The other major option is radiation. Until a few years ago, radiation was considered a poor option compared to surgery (and still is for some patients, but for mostly different reasons than before). Radiation treatment uses ionizing radiation (x-rays, in the treatment I considered, but there are other options) to damage the DNA of the cancer cells so severely that they cannot reproduce. Unfortunately, it does the same thing to normal, healthy cells–which used to be a common and unavoidable side-effect of radiation treatment. So the trick in using radiation to treat cancer is to target the radiation accurately enough so that the cancer cells are disrupted, but do so in a way such that as little normal tissue surrounding the cancer is harmed as is possible. As you can imagine, there are a lot of very important structures *near* the prostate that you don’t want damaged (see “incontinence” and “impotence” for starters). Fortunately for me, radiation treatment via x-rays has become much more targeted in recent years and has a very good success rate of treating the cancer without overly damaging the surrounding tissue (feel free to read up on RapidARC if you are interested). Today, the success rate for this type of radiation treatment is approximately equal to that of surgery: both north of 95%. And the radiation treatment has far fewer side effects: flareups of hemorrhoids if you have them, possible diarrhea, and possible difficulty urinating if the urethra becomes irritated during treatment: all of which are treatable and subside once the radiation treatment is concluded. Unlike surgery, there’s no hospitalization, no time off required (other than the 10 minutes of so per day of treatment–8 of which is prepping for the actual radiation treatment–5 days a week for 9 weeks), no recovery time, and minimal of side effects risks (other than one big one I’ll tell you about shortly) other than those I’ve already mentioned. And in my case, the treatment center closest to my home is less than 2 miles away.

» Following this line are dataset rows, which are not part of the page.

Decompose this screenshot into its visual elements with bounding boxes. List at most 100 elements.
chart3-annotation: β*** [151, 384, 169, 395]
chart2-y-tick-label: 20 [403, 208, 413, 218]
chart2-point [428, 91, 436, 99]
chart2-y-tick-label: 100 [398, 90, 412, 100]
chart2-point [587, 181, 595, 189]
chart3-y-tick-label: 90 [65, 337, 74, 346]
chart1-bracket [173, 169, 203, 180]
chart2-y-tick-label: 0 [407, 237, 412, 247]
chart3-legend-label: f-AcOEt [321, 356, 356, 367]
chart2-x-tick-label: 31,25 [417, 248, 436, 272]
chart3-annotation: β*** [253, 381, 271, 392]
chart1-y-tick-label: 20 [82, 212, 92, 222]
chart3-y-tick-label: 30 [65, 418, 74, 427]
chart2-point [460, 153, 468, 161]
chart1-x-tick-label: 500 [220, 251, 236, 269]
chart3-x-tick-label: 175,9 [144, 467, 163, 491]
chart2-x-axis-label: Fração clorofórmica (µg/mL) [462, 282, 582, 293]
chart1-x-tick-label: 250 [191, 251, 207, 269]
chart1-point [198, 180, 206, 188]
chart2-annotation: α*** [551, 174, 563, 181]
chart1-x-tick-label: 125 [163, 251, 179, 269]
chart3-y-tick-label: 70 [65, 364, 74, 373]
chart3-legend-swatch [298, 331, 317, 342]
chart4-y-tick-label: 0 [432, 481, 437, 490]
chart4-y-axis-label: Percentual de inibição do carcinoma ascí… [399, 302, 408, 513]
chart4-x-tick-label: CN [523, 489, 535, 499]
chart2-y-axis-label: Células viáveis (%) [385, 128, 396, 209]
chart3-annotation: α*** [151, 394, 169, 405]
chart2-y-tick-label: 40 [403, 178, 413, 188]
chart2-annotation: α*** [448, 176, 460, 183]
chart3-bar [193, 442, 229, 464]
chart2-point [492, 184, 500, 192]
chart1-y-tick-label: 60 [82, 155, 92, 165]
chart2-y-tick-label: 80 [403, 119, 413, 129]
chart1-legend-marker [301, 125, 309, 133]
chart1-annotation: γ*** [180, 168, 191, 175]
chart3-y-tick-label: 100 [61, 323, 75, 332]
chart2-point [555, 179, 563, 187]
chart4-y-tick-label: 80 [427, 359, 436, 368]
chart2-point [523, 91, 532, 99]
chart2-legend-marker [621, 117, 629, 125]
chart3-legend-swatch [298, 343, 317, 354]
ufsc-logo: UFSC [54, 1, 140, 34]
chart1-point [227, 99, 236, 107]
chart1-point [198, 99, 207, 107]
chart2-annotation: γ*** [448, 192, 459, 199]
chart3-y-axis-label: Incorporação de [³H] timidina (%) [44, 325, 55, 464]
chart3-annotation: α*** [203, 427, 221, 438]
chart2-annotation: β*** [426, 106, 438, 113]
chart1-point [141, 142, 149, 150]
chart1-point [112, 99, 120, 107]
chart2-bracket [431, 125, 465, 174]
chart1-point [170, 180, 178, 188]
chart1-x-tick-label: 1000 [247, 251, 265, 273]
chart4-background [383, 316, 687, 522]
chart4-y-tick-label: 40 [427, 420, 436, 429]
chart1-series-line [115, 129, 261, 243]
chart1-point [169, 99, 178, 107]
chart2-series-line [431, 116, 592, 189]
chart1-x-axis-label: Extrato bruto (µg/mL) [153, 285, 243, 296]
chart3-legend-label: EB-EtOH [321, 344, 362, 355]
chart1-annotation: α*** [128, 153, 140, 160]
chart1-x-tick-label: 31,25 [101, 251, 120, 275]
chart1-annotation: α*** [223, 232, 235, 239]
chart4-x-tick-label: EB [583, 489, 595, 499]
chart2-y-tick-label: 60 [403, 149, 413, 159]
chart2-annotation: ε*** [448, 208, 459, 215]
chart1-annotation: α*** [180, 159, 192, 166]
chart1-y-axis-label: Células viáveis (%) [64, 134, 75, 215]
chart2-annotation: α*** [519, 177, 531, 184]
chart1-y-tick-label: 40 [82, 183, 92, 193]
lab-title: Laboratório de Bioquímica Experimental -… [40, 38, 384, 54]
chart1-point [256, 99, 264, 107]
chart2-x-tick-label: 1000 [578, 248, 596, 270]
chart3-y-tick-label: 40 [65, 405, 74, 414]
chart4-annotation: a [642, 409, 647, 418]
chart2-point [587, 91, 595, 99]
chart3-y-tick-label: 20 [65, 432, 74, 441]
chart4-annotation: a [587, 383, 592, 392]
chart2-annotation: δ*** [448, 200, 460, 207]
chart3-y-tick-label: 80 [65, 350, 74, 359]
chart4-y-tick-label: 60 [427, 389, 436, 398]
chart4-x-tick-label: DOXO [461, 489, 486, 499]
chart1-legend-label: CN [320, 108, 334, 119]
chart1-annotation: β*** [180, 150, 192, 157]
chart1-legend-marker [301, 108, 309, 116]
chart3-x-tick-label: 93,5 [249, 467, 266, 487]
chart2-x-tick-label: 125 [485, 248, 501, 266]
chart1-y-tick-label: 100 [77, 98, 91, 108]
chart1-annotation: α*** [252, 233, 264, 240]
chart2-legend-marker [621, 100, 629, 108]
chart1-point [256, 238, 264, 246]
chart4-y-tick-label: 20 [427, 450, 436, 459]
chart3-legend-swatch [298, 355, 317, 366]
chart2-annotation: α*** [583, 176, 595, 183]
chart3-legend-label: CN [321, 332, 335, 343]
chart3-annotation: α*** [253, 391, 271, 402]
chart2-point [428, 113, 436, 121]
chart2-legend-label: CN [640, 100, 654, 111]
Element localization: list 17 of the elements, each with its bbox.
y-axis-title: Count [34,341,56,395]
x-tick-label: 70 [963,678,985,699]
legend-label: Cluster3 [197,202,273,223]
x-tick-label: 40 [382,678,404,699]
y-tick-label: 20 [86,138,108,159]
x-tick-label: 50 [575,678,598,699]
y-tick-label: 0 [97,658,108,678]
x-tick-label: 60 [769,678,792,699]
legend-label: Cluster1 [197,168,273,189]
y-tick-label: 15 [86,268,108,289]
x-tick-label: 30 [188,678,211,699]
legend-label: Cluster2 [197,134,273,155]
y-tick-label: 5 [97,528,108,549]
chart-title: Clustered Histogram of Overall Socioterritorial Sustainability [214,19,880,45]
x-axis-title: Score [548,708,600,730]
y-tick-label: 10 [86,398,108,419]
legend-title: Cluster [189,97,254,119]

The one big side effect to be aware of isn’t really a issue for someone my age, but would be if I was much younger: the treatment itself can *cause* other cancers (why do you think radiologists step behind lead shields when operating x-ray machines). I was told by my doctor that I’ll have about a 1% chance of contracting some other cancer from the treatment in the next 30 years. Well, in 30 years (assuming I don’t get run over by a bus before then) I’ll be 88, and who knows what cancer treatments will look like by then. So it’s not something I’m going to lose sleep over.
There are other treatment options, of course. Some approved and some you have to travel to other countries to receive. If I had a late-stage aggressive cancer where neither surgery or radiation had a high success rate, I’d certainly be giving some of them my attention. Since I don’t, I’ve decided to go with the radiation treatment. Approximately equal success rates for curing the cancer, and far fewer risks and side effects as far as I’m concerned. For me, it seems like an easy decision.